In the anti-inflammatory assays, anolignan B showed
activity against both COX-1 (IC 50 = 1.5 mM) and COX-2
(IC 50 = 7.5 mM) enzymes.[25]
6. Dibenzylbutyrolactone lignans: These are (−)hinokinin
(2) [Figure 3g], (−)-6, 6′-dinitrohinokinin (3) [Figure 3h],
and (−)-6,6′-diaminohinokinin (4) [Figure 3i] obtained
by partial synthesis from (−)-cubebin (1) [Figure 3f].
It was observed that compounds (1) and (2) inhibited
the edema formation in the rat paw edema assay at the
same level and that all responses were dose dependent.
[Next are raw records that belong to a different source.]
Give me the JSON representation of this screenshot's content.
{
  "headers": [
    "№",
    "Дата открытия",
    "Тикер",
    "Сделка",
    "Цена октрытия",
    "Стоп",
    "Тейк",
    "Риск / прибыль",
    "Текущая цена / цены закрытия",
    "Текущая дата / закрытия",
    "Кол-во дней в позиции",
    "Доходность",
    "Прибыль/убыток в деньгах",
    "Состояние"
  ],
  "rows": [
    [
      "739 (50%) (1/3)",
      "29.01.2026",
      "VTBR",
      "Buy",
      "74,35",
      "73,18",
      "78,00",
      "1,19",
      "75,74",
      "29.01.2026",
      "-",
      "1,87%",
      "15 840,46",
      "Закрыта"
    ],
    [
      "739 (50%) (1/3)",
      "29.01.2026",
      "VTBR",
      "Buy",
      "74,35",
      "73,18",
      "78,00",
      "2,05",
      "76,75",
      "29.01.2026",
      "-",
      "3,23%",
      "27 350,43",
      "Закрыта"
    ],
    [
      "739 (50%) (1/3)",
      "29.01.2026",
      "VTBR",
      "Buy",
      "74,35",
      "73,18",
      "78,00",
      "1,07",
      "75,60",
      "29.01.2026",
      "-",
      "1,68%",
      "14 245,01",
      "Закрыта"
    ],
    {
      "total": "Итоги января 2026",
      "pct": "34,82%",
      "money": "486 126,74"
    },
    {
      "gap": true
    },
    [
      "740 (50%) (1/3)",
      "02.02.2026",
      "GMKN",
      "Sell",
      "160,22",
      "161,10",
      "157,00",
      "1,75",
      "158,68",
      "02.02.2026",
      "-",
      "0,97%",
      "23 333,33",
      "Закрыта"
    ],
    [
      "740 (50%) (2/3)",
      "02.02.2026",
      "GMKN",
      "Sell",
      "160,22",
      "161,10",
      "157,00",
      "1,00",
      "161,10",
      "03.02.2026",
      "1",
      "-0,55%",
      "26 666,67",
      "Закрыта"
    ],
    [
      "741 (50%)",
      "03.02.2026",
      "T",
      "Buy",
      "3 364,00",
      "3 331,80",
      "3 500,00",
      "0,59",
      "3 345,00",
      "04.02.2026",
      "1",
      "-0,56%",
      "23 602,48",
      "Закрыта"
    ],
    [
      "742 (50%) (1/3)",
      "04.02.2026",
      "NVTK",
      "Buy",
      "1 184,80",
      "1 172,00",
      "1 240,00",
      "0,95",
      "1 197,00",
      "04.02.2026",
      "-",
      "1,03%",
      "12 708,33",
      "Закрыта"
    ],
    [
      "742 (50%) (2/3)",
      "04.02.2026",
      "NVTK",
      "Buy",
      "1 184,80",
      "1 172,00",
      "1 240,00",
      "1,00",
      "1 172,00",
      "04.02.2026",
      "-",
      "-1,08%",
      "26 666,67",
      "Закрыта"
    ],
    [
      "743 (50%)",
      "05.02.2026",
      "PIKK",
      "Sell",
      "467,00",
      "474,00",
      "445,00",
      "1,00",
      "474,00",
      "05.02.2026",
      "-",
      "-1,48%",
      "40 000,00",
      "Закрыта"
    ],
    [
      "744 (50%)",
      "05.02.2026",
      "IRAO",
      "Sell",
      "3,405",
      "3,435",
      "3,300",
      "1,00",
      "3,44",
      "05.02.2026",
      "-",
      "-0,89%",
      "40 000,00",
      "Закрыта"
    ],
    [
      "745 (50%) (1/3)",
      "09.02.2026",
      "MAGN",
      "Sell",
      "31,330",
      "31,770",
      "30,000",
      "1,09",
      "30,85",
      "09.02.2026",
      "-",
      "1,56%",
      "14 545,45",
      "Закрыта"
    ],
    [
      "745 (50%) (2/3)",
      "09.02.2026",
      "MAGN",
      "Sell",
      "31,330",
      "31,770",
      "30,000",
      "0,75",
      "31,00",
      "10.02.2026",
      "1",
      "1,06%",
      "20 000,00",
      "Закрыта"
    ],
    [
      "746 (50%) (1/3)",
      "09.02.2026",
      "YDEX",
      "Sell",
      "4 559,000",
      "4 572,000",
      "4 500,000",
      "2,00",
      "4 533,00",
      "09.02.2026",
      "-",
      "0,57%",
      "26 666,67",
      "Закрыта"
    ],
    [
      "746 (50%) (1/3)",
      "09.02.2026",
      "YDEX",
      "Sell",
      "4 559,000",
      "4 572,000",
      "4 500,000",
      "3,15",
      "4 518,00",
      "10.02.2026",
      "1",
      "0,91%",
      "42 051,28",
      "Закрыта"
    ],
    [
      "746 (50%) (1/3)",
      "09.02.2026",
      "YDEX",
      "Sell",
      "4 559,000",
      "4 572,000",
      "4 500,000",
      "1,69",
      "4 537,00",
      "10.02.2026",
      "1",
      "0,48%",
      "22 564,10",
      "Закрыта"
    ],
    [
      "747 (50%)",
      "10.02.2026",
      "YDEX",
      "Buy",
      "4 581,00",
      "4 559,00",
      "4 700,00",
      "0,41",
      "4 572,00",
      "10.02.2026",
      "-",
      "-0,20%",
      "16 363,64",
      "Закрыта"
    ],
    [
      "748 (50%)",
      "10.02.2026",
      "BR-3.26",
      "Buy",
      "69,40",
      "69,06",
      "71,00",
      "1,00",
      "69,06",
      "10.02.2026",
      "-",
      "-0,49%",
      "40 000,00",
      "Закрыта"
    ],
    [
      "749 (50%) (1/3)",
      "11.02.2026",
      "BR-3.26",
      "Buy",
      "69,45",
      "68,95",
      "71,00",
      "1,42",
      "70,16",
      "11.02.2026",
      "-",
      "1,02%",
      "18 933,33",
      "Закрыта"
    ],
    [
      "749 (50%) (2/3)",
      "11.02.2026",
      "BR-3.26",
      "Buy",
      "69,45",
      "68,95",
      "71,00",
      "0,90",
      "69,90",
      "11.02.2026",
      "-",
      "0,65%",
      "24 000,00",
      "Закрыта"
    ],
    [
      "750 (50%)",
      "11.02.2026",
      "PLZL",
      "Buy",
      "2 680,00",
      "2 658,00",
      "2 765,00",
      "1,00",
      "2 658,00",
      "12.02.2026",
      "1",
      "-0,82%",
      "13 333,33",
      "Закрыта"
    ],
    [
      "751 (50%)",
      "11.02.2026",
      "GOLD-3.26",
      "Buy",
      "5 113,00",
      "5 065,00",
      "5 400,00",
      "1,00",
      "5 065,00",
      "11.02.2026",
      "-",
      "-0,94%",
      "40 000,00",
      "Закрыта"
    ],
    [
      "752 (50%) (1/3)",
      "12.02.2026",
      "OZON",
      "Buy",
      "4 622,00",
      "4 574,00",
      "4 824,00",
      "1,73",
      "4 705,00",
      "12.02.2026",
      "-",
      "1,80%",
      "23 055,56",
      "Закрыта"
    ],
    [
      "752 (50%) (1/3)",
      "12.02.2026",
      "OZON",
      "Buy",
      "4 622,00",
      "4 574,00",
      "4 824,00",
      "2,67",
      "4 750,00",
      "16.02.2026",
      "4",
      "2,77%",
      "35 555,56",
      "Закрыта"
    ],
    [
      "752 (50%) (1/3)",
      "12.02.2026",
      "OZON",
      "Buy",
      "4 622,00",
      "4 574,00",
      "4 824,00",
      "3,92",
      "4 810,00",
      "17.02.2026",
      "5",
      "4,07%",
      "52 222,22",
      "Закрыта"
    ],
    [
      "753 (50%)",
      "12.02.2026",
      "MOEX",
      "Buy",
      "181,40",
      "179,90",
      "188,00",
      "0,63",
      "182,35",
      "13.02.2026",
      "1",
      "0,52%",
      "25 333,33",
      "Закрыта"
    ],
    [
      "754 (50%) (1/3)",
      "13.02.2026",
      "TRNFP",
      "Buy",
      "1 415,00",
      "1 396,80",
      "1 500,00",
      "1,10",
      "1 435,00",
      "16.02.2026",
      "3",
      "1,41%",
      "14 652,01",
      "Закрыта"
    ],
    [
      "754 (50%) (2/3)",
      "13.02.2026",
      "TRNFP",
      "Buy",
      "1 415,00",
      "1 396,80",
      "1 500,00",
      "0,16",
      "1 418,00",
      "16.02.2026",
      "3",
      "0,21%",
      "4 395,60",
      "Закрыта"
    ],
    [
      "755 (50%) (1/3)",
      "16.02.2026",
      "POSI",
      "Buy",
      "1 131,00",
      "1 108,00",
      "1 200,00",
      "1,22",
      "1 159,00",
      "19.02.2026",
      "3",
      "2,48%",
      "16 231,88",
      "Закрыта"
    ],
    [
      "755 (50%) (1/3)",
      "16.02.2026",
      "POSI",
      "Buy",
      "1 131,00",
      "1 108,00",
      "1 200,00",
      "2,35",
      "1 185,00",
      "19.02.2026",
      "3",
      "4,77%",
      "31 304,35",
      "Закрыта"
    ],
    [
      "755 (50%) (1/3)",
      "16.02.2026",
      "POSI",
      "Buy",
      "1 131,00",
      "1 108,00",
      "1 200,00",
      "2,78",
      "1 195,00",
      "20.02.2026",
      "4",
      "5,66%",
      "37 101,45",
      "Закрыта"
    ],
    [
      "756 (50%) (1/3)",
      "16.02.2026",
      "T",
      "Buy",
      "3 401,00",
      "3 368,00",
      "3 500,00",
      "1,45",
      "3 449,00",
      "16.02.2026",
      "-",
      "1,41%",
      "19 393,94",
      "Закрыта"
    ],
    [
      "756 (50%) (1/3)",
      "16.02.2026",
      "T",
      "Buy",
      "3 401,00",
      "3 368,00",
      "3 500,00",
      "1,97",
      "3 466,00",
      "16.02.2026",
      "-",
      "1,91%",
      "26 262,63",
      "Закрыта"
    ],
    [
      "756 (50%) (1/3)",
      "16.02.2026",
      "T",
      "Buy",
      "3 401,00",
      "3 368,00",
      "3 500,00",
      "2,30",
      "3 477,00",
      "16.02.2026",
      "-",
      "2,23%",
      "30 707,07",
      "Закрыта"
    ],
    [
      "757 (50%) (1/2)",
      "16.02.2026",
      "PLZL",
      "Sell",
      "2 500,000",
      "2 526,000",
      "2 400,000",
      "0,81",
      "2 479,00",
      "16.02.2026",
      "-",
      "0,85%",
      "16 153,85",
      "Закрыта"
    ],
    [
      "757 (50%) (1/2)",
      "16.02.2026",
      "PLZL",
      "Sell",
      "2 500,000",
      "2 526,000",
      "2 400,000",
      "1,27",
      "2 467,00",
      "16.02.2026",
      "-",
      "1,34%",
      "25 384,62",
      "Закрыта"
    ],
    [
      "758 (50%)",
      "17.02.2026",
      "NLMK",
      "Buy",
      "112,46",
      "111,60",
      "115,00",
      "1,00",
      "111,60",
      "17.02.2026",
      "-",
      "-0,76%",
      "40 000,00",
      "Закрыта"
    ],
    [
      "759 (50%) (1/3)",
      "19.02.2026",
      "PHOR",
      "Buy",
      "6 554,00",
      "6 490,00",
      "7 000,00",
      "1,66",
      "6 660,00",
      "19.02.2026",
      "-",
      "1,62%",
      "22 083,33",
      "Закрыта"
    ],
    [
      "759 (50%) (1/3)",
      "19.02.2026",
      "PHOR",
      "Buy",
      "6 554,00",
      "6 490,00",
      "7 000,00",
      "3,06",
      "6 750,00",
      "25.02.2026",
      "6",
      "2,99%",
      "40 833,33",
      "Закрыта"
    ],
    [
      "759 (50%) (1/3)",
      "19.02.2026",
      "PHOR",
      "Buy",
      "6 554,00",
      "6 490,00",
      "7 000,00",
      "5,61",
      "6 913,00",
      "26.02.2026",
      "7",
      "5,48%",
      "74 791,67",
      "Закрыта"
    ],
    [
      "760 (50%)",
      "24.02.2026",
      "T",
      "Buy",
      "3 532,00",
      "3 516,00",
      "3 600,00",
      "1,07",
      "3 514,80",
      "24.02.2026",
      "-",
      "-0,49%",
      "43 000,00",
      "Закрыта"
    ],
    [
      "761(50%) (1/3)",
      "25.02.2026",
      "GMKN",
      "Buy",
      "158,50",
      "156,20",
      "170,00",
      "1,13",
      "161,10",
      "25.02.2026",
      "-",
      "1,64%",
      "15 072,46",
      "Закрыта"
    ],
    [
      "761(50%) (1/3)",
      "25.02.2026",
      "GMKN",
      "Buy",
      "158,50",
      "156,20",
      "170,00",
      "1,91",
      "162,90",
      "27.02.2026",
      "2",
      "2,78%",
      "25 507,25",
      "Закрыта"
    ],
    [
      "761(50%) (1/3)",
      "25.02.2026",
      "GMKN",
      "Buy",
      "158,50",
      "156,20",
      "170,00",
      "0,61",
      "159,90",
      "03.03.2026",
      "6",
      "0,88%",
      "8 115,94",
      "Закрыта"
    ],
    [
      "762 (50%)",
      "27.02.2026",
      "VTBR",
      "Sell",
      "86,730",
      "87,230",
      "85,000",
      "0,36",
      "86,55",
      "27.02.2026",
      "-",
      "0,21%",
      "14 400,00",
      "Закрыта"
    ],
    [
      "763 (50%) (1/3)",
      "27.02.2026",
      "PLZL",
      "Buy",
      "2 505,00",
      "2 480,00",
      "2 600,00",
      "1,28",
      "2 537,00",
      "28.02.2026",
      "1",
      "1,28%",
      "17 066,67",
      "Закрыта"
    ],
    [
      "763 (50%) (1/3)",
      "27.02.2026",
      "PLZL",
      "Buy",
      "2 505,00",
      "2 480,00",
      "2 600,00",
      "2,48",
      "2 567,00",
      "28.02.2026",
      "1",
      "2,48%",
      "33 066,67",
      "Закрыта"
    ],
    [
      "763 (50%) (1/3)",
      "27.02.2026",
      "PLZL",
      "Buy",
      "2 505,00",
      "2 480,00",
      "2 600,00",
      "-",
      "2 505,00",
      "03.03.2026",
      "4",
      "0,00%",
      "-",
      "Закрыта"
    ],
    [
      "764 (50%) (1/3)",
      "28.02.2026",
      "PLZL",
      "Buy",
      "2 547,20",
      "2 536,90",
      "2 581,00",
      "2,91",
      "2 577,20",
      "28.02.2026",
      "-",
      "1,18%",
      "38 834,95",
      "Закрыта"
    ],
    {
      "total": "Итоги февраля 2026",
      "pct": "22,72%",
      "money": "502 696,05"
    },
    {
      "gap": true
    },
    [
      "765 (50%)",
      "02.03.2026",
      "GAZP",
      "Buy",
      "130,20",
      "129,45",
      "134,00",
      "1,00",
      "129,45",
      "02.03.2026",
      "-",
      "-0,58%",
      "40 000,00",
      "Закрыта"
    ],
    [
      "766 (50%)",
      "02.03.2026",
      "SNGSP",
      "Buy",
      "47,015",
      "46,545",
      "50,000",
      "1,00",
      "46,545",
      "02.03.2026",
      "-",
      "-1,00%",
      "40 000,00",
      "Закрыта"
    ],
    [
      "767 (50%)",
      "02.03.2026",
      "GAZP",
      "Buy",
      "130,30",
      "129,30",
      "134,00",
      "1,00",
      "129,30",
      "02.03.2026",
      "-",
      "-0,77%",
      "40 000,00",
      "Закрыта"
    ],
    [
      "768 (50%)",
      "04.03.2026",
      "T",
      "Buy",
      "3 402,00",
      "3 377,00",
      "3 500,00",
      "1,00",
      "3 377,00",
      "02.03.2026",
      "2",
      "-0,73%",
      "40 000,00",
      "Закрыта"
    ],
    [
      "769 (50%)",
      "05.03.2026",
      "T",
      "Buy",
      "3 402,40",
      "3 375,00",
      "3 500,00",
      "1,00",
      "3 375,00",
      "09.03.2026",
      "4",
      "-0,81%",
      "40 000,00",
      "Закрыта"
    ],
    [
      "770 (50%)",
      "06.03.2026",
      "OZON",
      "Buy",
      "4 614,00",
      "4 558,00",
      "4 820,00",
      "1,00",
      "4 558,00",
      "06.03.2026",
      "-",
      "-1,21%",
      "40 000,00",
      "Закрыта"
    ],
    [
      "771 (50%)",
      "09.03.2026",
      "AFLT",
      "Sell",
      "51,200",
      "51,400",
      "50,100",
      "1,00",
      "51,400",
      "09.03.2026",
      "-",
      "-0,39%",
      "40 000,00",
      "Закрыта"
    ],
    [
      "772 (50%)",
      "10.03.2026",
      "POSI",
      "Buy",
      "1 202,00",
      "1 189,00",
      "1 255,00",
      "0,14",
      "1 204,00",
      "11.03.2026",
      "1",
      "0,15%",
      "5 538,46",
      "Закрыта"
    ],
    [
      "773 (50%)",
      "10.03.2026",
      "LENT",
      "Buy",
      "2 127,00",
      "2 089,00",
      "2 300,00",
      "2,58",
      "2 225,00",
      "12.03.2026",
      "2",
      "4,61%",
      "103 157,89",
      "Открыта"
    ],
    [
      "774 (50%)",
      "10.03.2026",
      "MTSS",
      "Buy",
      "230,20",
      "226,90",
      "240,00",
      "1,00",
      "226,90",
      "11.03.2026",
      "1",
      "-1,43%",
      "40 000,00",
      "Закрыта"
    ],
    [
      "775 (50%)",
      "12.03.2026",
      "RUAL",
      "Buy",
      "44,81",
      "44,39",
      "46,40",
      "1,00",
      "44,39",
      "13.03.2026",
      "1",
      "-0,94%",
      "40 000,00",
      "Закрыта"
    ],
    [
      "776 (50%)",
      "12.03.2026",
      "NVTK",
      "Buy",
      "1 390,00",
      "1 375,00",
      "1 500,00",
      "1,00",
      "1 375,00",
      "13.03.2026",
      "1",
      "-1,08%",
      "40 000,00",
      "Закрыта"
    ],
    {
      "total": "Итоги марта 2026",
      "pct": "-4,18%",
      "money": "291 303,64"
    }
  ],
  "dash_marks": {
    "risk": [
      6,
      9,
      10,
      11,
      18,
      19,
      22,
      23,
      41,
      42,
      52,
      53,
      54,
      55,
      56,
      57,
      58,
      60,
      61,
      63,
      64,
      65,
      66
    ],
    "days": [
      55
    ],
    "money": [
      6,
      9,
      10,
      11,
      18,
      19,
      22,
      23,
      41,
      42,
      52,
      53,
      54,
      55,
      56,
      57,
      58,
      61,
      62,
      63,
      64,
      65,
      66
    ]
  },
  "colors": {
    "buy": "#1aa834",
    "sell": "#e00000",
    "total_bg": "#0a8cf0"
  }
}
Also, at the dose of 30 mg/kg, compounds 1, 2, 3, and 4
inhibited the edema formation by 53%, 63%, 54%, and
82%, respectively, at the third hour of the experiment.[26]
7. Lariciresinol [Figure 3j], taxiresinol [Figure 3k],
3′-demethylisolariciresinol-9′-hydroxyisopropylether,
isolariciresinol [Figure 3l], and 3-demethylisolariciresinol
[Figure 3m]: Five lignans have been isolated from the
heartwood of Taxus baccata L. (Taxaceae). These lignan
derivatives significantly inhibited carrageenan-induced
hind paw edema in mice.[27]
8. (+)-Eudesmin [Figure 3n], (+)-magnolin [Figure 3o],
(+)-yangambin [Figure 3p], epimagnolin B [Figure 3q]:
Lignans from Magnolia fargesii have been evaluated
as the inhibitors of NO production in LPS-activated
microglia. The most potent compound epimagnolin
B inhibited the production of NO and PGE2 and the
expression of respective enzymes iNOS and COX-2
through the suppression of I-κB-α degradation and
nuclear translocation of p65 subunit of NF-κB.[28]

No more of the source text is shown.